Sunday, February 5, 2017

Germany's surplus is on the wane; Middle East & North Africa growth accelerates; World's longest commercial flight starts operations

1 Germany’s surplus is on the wane (Gulf News) The Trump administration appears intent on escalating the long-standing US practice of attacking Germany’s current-account surplus. Good news for those on the receiving end: It has probably peaked.

As officials like National Trade Council director Peter Navarro rail against the trade imbalance that dominates the balance of payments between the two countries, pensioners, homebuyers and immigrants are quietly working to bring that $297 billion current-account surplus down.

According to research by Deutsche Bank, demographics and a housing boom are two factors that will drive the current account balance — the difference between what a country earns from abroad and what it spends — to its lowest level in seven years by 2020.

A rising share of pensioners in the German population, who normally have less money to save than people in jobs, will crimp household savings rates, while an increasing number of immigrants such as refugees will contribute to boosting German imports.

2 Middle East & North Africa growth accelerates (Muzaffar Rizvi in Khaleej Times) Economic activity in the Middle East and North Africa showed surprising resilience in 2016 despite mounting political and economic headwinds in the region, says a report.

According to the latest Focus Economics Consensus forecast, the region's aggregate gross domestic product expanded 2.7 per cent in 2016, up from 2015's 2.6 per cent due to diverging economic trends within the Mena.

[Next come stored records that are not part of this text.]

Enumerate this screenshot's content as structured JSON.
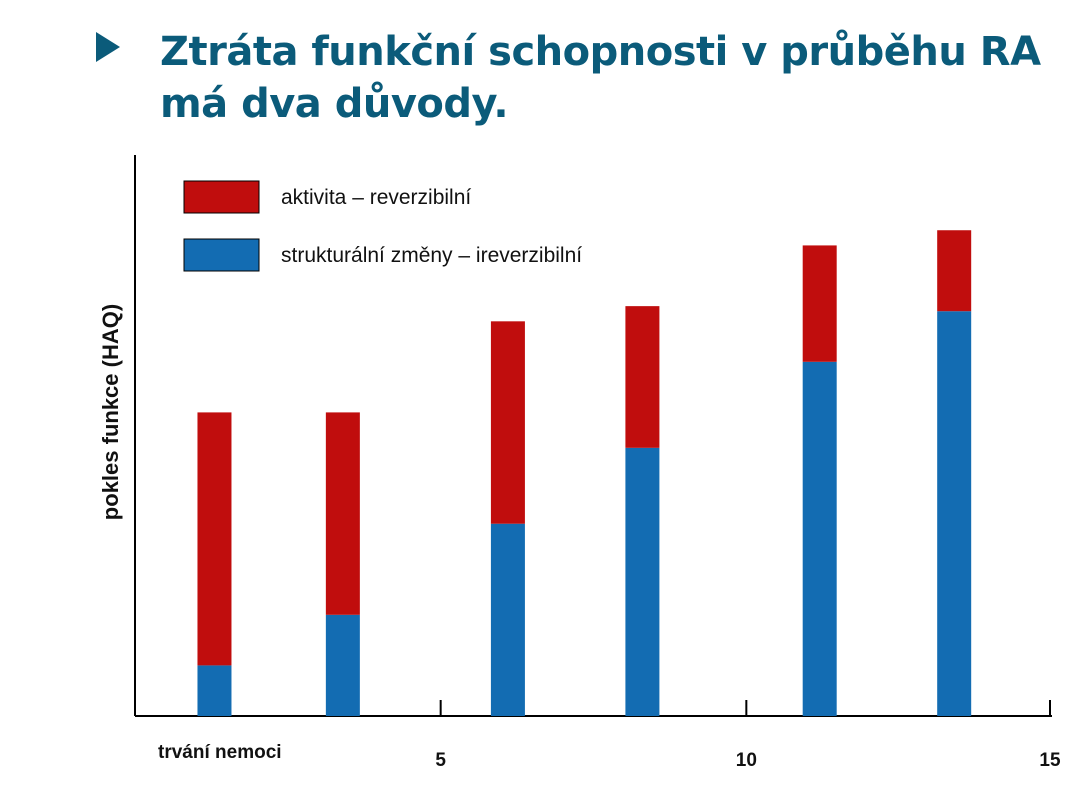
{
  "header": {
    "title_line1": "Ztráta funkční schopnosti v průběhu RA",
    "title_line2": "má dva důvody."
  },
  "colors": {
    "title": "#0b5b7a",
    "reversible": "#c00d0d",
    "irreversible": "#136cb2"
  },
  "chart_data": {
    "type": "bar",
    "stacked": true,
    "ylabel": "pokles funkce (HAQ)",
    "xlabel": "trvání nemoci",
    "x_ticks": [
      "5",
      "10",
      "15"
    ],
    "x_tick_values": [
      5,
      10,
      15
    ],
    "xlim": [
      0,
      15
    ],
    "ylim": [
      0,
      100
    ],
    "x": [
      1.3,
      3.4,
      6.1,
      8.3,
      11.2,
      13.4
    ],
    "series": [
      {
        "name": "strukturální změny – ireverzibilní",
        "color": "#136cb2",
        "values": [
          10,
          20,
          38,
          53,
          70,
          80
        ]
      },
      {
        "name": "aktivita – reverzibilní",
        "color": "#c00d0d",
        "values": [
          50,
          40,
          40,
          28,
          23,
          16
        ]
      }
    ],
    "legend": {
      "position": "top-left",
      "items": [
        "aktivita – reverzibilní",
        "strukturální změny – ireverzibilní"
      ]
    },
    "grid": false
  }
}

Another positive note for 2016 was Iraq's economic rebound following 2015's dismal performance. Accommodative monetary policies and improving external positions due to low oil prices prompted growth in most of the region's net oil importers to accelerate this year.

The report noted that GCC countries felt the brunt of the pain in 2016. The low oil price environment since mid-2015 forced GCC countries to implement harsh austerity measures in order to rein in their soaring budget deficits.

About the region's biggest economy Saudi Arabia, the report said kingdom is expected to perform below par, with an expansion rate of less than one per cent. On the rest of the major economies in the region, Egypt and Qatar will likely grow the fastest, with projected expansions of 3.4 per cent.

3 World’s longest commercial flight starts operations (The Guardian) The world’s longest commercial flight landed in New Zealand on Monday with the arrival of Qatar Airways’s 14,535km (9,032-mile) Doha-Auckland service.

The long-range Boeing 777-200LR crossed 10 time zones on its marathon flight. Qatar Airways noted the flight was longer than the entire “Lord of the Rings” and “The Hobbit” trilogies which were filmed in New Zealand.

There were four pilots on board as well as 15 cabin crew who served 1,100 cups of tea and coffee, 2,000 cold drinks and 1,036 meals during the flight. New Zealand Trade Minister Todd McClay said the estimated economic impact of the new service “will be well in excess” of $36m with the increased freight capacity provided.

In March last year, Emirates airline launched what was then thought to be the world’s longest non-stop scheduled commercial flight, with a service from Dubai to Auckland, spanning 14,200kms (8,824 miles). Air India’s Delhi-San Francisco flight claims the world’s longest by flying distance but when measured on the surface of the earth Doha and Auckland are further apart.